Alabo en lo que vale ese interés de Kenneth Branagh, uno de los grandes intérpretes y directores de Shakespeare en la escena y en el cine contemporáneos, por bajarse de vez en cuando de esas alturas, donde le mantiene su buen hacer con las versiones de El Bardo de Avon, para darse, a ambos lados de la cámara, a retrofuturismos tan encomiables como el steampunk. Fue el realizador de Frankestein de Mary Shelley (1994) y uno de los protagonistas de Wild, Wild West (Barry Sonnenfeld, 1999), dos títulos canónicos del género. Ni su Hamlet del 96 ni su Trabajos de amor perdidos (2000) le impidieron en 2011 la realización de Thor, su aportación a los superhéroes de la Marvel, cuyo drama particular -es hijo de Odín y está en liza con su padre- le convierte el más shakesperiano de Los Vengadores.
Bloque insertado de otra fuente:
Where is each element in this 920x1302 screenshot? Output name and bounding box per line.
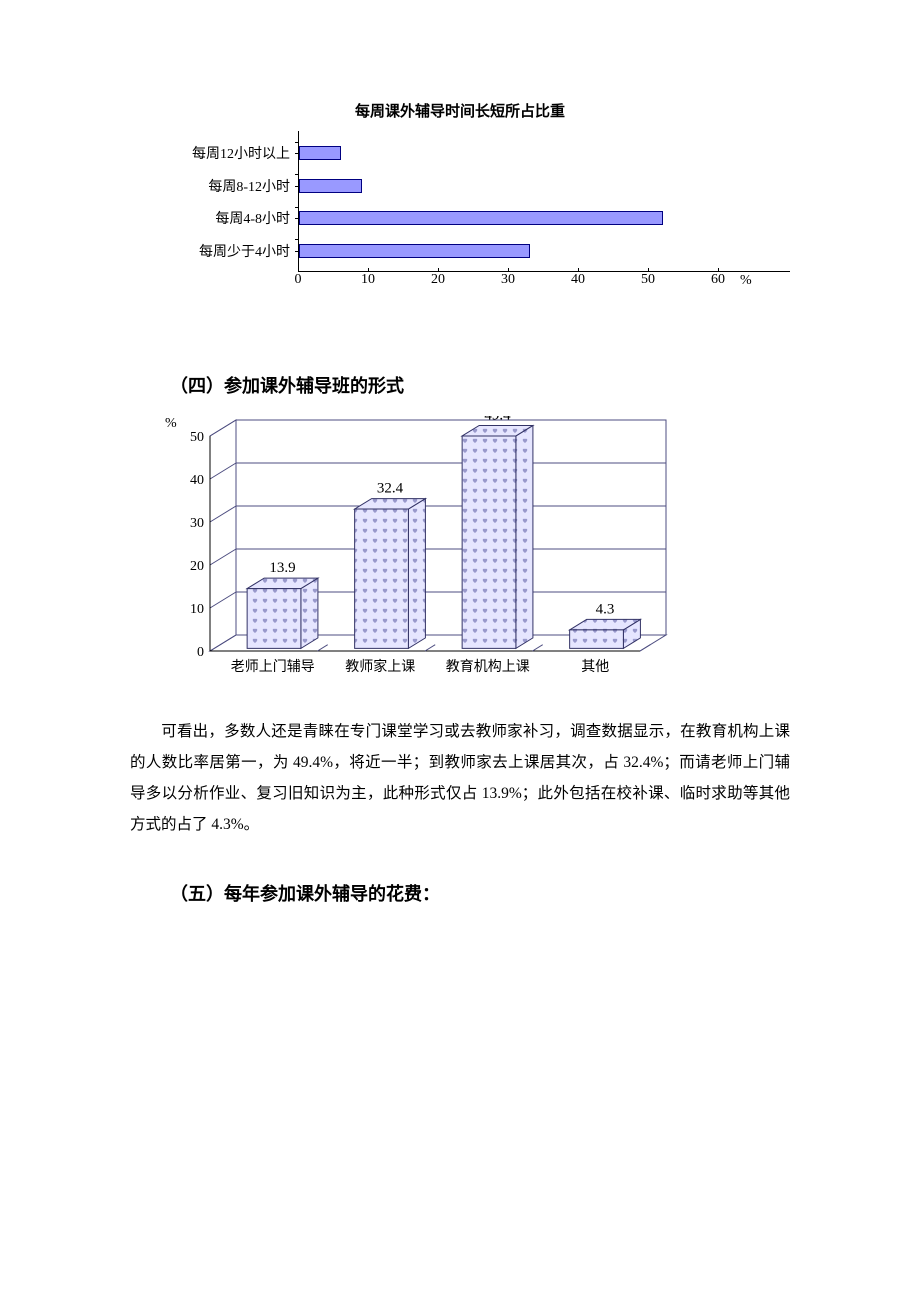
chart1-x-ticks: 0 10 20 30 40 50 60 (298, 272, 790, 292)
chart1-x-tick-label: 30 (501, 272, 515, 288)
chart2-category-label: 老师上门辅导 (231, 659, 315, 675)
chart1-bar (299, 146, 341, 160)
document-page: 每周课外辅导时间长短所占比重 每周12小时以上每周8-12小时每周4-8小时每周… (0, 0, 920, 1124)
chart1-x-tick-label: 40 (571, 272, 585, 288)
chart1-x-tick-label: 60 (711, 272, 725, 288)
chart1-x-tick-label: 20 (431, 272, 445, 288)
chart1-bars (299, 137, 790, 267)
body-paragraph-text: 可看出，多数人还是青睐在专门课堂学习或去教师家补习，调查数据显示，在教育机构上课… (130, 723, 790, 833)
chart2-value-label: 32.4 (377, 481, 404, 497)
chart1-category-label: 每周4-8小时 (215, 208, 290, 228)
chart2-category-label: 教师家上课 (345, 658, 415, 675)
section5-heading: （五）每年参加课外辅导的花费： (170, 880, 790, 906)
chart1: 每周12小时以上每周8-12小时每周4-8小时每周少于4小时 0 10 20 30 40… (130, 131, 790, 292)
chart1-category-label: 每周12小时以上 (192, 143, 290, 163)
chart2-category-label: 教育机构上课 (446, 659, 530, 675)
chart1-axes (298, 131, 790, 272)
chart2-value-label: 13.9 (269, 560, 295, 576)
chart1-bar (299, 179, 362, 193)
chart2-bar (247, 589, 301, 649)
chart2-y-tick-label: 20 (190, 559, 204, 574)
chart1-x-tick-label: 0 (295, 272, 302, 288)
chart2-y-tick-label: 40 (190, 473, 204, 488)
section4-heading: （四）参加课外辅导班的形式 (170, 372, 790, 398)
chart1-title: 每周课外辅导时间长短所占比重 (130, 100, 790, 121)
chart1-bar (299, 211, 663, 225)
chart1-plot: 0 10 20 30 40 50 60 % (290, 131, 790, 292)
chart2-y-tick-label: 50 (190, 430, 204, 445)
chart1-x-tick-label: 10 (361, 272, 375, 288)
chart2-y-tick-label: 30 (190, 516, 204, 531)
body-paragraph: 可看出，多数人还是青睐在专门课堂学习或去教师家补习，调查数据显示，在教育机构上课… (130, 716, 790, 840)
chart1-y-labels: 每周12小时以上每周8-12小时每周4-8小时每周少于4小时 (130, 131, 290, 267)
chart2-svg: 0 10 20 30 40 50 13.9 老师上门辅导 32.4 教师家上课 49.4 教育机构上课… (170, 416, 670, 686)
chart1-category-label: 每周少于4小时 (199, 241, 290, 261)
chart2-bar (462, 436, 516, 648)
chart1-x-tick-label: 50 (641, 272, 655, 288)
chart2-y-tick-label: 10 (190, 602, 204, 617)
chart1-unit: % (740, 273, 752, 289)
chart2-y-tick-label: 0 (197, 645, 204, 660)
chart1-bar (299, 244, 530, 258)
chart2: % 0102030405013.9老师上门辅导32.4教师家上课49.4教育机构… (170, 416, 670, 686)
chart2-value-label: 4.3 (596, 601, 615, 617)
chart1-category-label: 每周8-12小时 (208, 176, 290, 196)
chart2-value-label: 49.4 (484, 416, 511, 423)
chart2-bar (355, 509, 409, 648)
chart2-category-label: 其他 (581, 659, 609, 675)
chart2-bar (570, 630, 624, 648)
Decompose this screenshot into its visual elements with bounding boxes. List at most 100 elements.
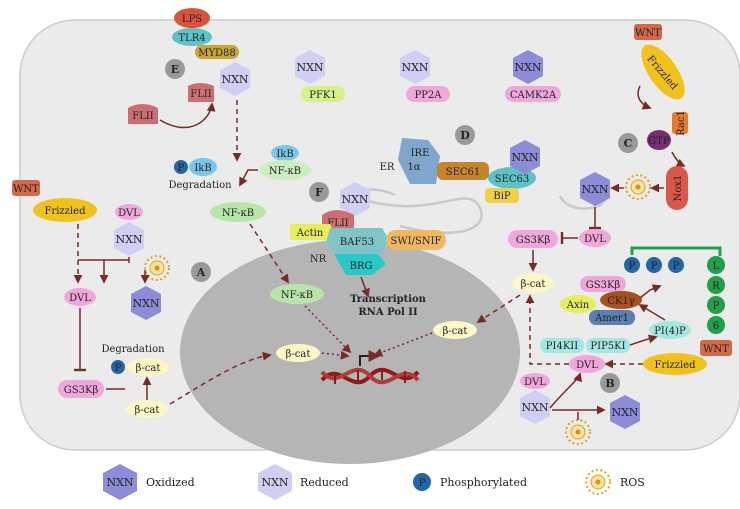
- svg-text:GS3Kβ: GS3Kβ: [516, 235, 551, 246]
- svg-text:FLII: FLII: [327, 218, 349, 229]
- arrow-nfkb-to-dna: [304, 305, 352, 354]
- svg-text:Actin: Actin: [296, 228, 324, 239]
- rna-pol-label: RNA Pol II: [358, 307, 418, 318]
- wnt-c: [634, 24, 662, 40]
- lps: [174, 8, 210, 28]
- ikb: [271, 145, 299, 161]
- nxn-oxidized-b: [610, 395, 640, 429]
- svg-text:NXN: NXN: [261, 476, 288, 489]
- arrow-bcat-right-to-dna: [373, 332, 433, 357]
- frizzled-a: [33, 198, 97, 222]
- svg-text:MYD88: MYD88: [198, 48, 236, 59]
- svg-text:CAMK2A: CAMK2A: [510, 90, 557, 101]
- svg-text:Frizzled: Frizzled: [45, 206, 87, 217]
- svg-text:A: A: [196, 266, 206, 279]
- brg: [334, 254, 386, 275]
- svg-text:WNT: WNT: [703, 344, 729, 355]
- nxn-oxidized-a: [131, 286, 161, 320]
- svg-text:P: P: [419, 478, 426, 489]
- svg-text:DVL: DVL: [576, 360, 598, 371]
- tlr4: [172, 28, 212, 46]
- pi4p: [649, 321, 691, 339]
- svg-text:Amer1: Amer1: [594, 313, 629, 324]
- svg-text:FLII: FLII: [190, 89, 212, 100]
- svg-text:NXN: NXN: [132, 297, 159, 310]
- svg-text:Nox1: Nox1: [673, 175, 684, 202]
- svg-text:NXN: NXN: [221, 73, 248, 86]
- svg-text:P: P: [673, 261, 680, 272]
- svg-text:B: B: [605, 377, 614, 390]
- ire1a: [398, 138, 440, 184]
- svg-text:P: P: [178, 163, 185, 174]
- svg-text:WNT: WNT: [635, 28, 661, 39]
- svg-text:IRE: IRE: [411, 148, 430, 159]
- lrp6-tail: [630, 246, 722, 256]
- arrow-ck1g-to-lrp6: [639, 284, 662, 299]
- svg-text:NXN: NXN: [514, 61, 541, 74]
- gtp: [647, 130, 671, 150]
- lrp6-phospho-3: [668, 257, 684, 273]
- dna-helix: [320, 350, 420, 385]
- arrow-nfkb-to-nucleus: [249, 223, 289, 284]
- svg-text:P: P: [115, 363, 122, 374]
- pi4kii: [540, 338, 584, 353]
- nxn-d: [510, 140, 540, 174]
- svg-text:NF-κB: NF-κB: [281, 290, 313, 301]
- actin: [290, 224, 334, 240]
- svg-text:IkB: IkB: [194, 163, 211, 174]
- svg-text:DVL: DVL: [524, 377, 546, 388]
- bcat-nuclear-right: [433, 321, 477, 339]
- svg-text:TLR4: TLR4: [178, 33, 205, 44]
- svg-text:E: E: [171, 63, 179, 76]
- legend-reduced: NXN Reduced: [258, 464, 349, 500]
- nfkb-complex: [259, 160, 311, 180]
- svg-text:β-cat: β-cat: [286, 349, 311, 360]
- section-label-d: D: [455, 125, 475, 145]
- svg-text:Phosphorylated: Phosphorylated: [440, 476, 527, 489]
- phospho-ikb: [174, 160, 188, 174]
- frizzled-b: [643, 353, 707, 375]
- section-label-c: C: [618, 133, 638, 153]
- rac1: [672, 112, 688, 134]
- section-label-b: B: [600, 373, 620, 393]
- baf53: [326, 228, 388, 254]
- svg-text:P: P: [629, 261, 636, 272]
- flii-bound-e: [188, 83, 214, 102]
- nxn-reduced-a: [114, 222, 144, 256]
- svg-text:NXN: NXN: [521, 401, 548, 414]
- degradation-label-e: Degradation: [168, 180, 232, 191]
- dvl-bound-a: [115, 204, 143, 220]
- axin: [560, 295, 596, 313]
- svg-text:WNT: WNT: [13, 184, 39, 195]
- svg-text:LPS: LPS: [182, 14, 202, 25]
- pfk1: [301, 86, 345, 102]
- svg-text:NXN: NXN: [581, 183, 608, 196]
- svg-text:SWI/SNIF: SWI/SNIF: [391, 236, 442, 247]
- svg-text:GS3Kβ: GS3Kβ: [64, 385, 99, 396]
- arrow-pip5ki-to-pi4p: [629, 334, 658, 346]
- svg-text:DVL: DVL: [118, 208, 140, 219]
- arrow-nxn-release-dvl-b: [549, 372, 582, 409]
- svg-text:BAF53: BAF53: [340, 237, 374, 248]
- dvl-c: [579, 229, 611, 247]
- nxn-pp2a: [400, 50, 430, 84]
- nxn-camk2a: [513, 50, 543, 84]
- svg-text:NF-κB: NF-κB: [222, 208, 254, 219]
- svg-text:D: D: [460, 129, 470, 142]
- svg-text:β-cat: β-cat: [136, 363, 161, 374]
- arrow-nfkb-release: [239, 169, 258, 187]
- svg-text:ROS: ROS: [620, 476, 645, 489]
- ck1g: [600, 291, 642, 309]
- svg-text:1α: 1α: [407, 162, 420, 173]
- svg-text:NXN: NXN: [341, 193, 368, 206]
- svg-text:Frizzled: Frizzled: [655, 360, 697, 371]
- camk2a: [505, 86, 561, 102]
- section-label-e: E: [165, 59, 185, 79]
- lrp6-phospho-2: [646, 257, 662, 273]
- dvl-bound-b: [520, 373, 550, 389]
- nxn-reduced-b: [520, 390, 550, 424]
- pip5ki: [586, 338, 630, 353]
- arrow-brg-to-transcription: [360, 276, 370, 298]
- arrow-pi4p-to-amer1: [638, 304, 666, 321]
- legend-phosphorylated: P Phosphorylated: [413, 473, 527, 491]
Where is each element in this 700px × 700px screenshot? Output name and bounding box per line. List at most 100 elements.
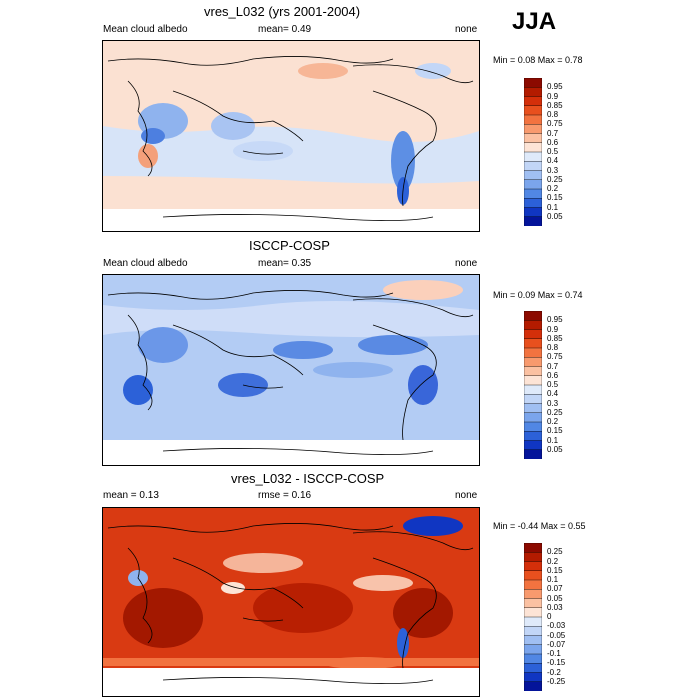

Sin embargo, la buena voluntad y el buen hacer de Branagh no han bastado para que la versión en imagen real de Cenicienta, estrenada hace apenas unos meses, respondiera a las expectativas puestas en ella por la Disney, sus productores. Sí señor, finalizada ya su explotación en la cartelera y recién llegada a las plataformas comerciales, puede decirse que esta nueva versión -más o menos libre- del cuento tradicional del Perrault ha sido un fracaso comercial. Pero Branagh no es el responsable.
Con las mismas que la falta de una generación de realizadores del calibre de aquellos que pusieron en marcha ese Hollywood clásico que aún admiramos ha hecho que en el cine estadounidense de nuestros días se supla la auténtica emoción por la aparatosidad de los efectos especiales, la alarmante falta de argumentos originales ha convertido esa misma pantalla en caldo de cultivo para las sagas -que explotan un asunto que ha demostrado su comercialidad hasta el agotamiento- y los remakes, que no son sino una vuelta a los éxitos pretéritos. Vale todo con tal de que dé dinero. Las adaptaciones de las antiguas series de televisión -que en sus días de gloria catódica fueron la competencia directa del cine- ya constituyen un verdadero género. Como también lo son esas de los cómics de las que el Thor de Branagh es uno de los mejores ejemplos.
Todo es susceptible de pasar por el tinglado de Hollywood si sus ejecutivos estiman que puede dar dinero. Todo excepto quitarle la magia a los cuentos. A la postre, cuando se convierte a la imagen real una película que fue un éxito en su versión animada se trata de eso. 101 dálmatas (Más vivos que nunca) (Stephen Herek, 1996) y Maléfica (Robert Stromberg, 2014), como es sabido reconversiones a la carne y al hueso -si se me permite la expresión- de dos clásicas animaciones de la Disney -101 dálmatas (vv. aa. 1961) y La bella durmiente (Clyde Geromini, 1959), respectivamente- tampoco obtuvieron los resultados esperados. Ya se está rodando la adecuación a los nuevos procedimientos de Pinocho (vv. aa., 1940) y a tenor de los resultados de sus predecesoras, puede aventurarse que tampoco será esa filón de oro que se espera sea.
A mi juicio, las animaciones son mucho más dadas a los cuentos infantiles que la imagen real. Es como si aquellas viñetas que los ilustraban en las ediciones anteriores al cine cobraran vida para contarnos la peripecia de sus protagonistas. Genuina representación de ese carácter fabuloso que estas ficciones entrañan, restituirlas por las la imagen real en aras del negocio, es quitarles la magia. Ni más ni menos.
Publicado el 27 de agosto de 2015 a las 16:30.